The problem lies in deep cracks that are a chronic feature in the clay-rich soils of the areaDue to the physical and chemical properties of these soils, they naturally swell when wet and shrink as they dry, producing cracks. Hinckley says that tendency is exacerbated by the weekly cycle of irrigating during the growing season, when vines are typically watered for 4 hours a week. Under a regular regimen of swelling and shrinking, the cracks become more pronounced and water speeds through them without interacting with the soil.fashion shoes

Hinckley is presenting her results at the fall meeting of the American Geophysical Union on Dec. 16.

She gathered her data by burying devices called lysimeters about 16 inches down in the soil -- just below the root zone of the vines. That is also the depth to which many of the deep cracks penetrate in the vineyard where she did her study.

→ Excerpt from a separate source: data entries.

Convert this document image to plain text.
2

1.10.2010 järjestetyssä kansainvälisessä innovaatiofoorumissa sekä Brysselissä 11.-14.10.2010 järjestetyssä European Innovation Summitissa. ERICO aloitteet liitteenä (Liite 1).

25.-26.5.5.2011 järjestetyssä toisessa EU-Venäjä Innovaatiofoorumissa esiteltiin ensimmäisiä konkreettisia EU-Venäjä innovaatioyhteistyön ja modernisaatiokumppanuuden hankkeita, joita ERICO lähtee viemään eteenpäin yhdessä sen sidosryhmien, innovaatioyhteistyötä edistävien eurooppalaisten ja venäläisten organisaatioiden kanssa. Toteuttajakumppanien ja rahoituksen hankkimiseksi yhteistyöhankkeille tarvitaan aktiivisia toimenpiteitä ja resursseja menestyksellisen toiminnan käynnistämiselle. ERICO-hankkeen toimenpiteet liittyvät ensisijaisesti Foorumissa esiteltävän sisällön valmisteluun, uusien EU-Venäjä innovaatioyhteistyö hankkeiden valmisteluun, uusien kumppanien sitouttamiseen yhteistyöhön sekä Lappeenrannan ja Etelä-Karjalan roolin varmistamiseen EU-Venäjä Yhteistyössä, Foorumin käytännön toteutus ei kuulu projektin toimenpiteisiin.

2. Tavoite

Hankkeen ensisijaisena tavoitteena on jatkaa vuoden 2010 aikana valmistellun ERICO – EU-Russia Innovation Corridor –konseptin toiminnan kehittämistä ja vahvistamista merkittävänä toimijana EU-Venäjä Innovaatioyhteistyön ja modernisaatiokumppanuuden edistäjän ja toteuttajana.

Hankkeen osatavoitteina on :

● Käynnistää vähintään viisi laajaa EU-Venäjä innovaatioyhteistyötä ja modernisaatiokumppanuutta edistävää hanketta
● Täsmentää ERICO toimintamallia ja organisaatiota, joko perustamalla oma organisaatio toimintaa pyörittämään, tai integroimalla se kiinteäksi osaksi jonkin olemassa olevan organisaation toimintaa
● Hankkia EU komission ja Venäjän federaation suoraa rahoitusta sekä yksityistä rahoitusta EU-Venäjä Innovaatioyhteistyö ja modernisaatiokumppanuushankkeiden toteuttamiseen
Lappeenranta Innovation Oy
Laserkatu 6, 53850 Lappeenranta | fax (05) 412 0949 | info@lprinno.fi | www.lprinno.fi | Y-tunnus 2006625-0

The lysimeters captured water flowing through the soil, giving her data on the volume, chemical composition, and residence time of water in the soil.

The speedy passage of so much water through the cracks in the soil affects more than just the job of getting enough water to the vines. There are significant consequences on either end of that rapid flow. Upstream, it means that more water has to be stockpiled each winter than the vines are actually usinggiuseppe zanotti.

All the water needed to sustain the vines through the summer has to be captured for each vineyard by the grower during the preceding winter. Most of that water is diverted from rivers and streams that are temporarily swollen -- in a good year -- by the winter rains. A lesser portion comes from rain falling directly into the reservoirs and runoff from adjacent slopes.

"You will often see a string of reservoirs coming off of a stream," Hinckley said. "The lowest one has the first water rights. When it's full, the grower closes it off and then the next grower up the slope is allowed to fill." In a winter with low rainfall, sometimes the higher reservoirs in the string never fill completely.

"Diversions are a pretty big deal up in the (river) system," Hinckley said. "And that is what has been a concern to the public, because it is siphoning water from the supply that would be going to groundwater recharge or to streams, where fish may be spawning." Chinook salmon and steelhead trout both spawn in the Napa River and its tributaries.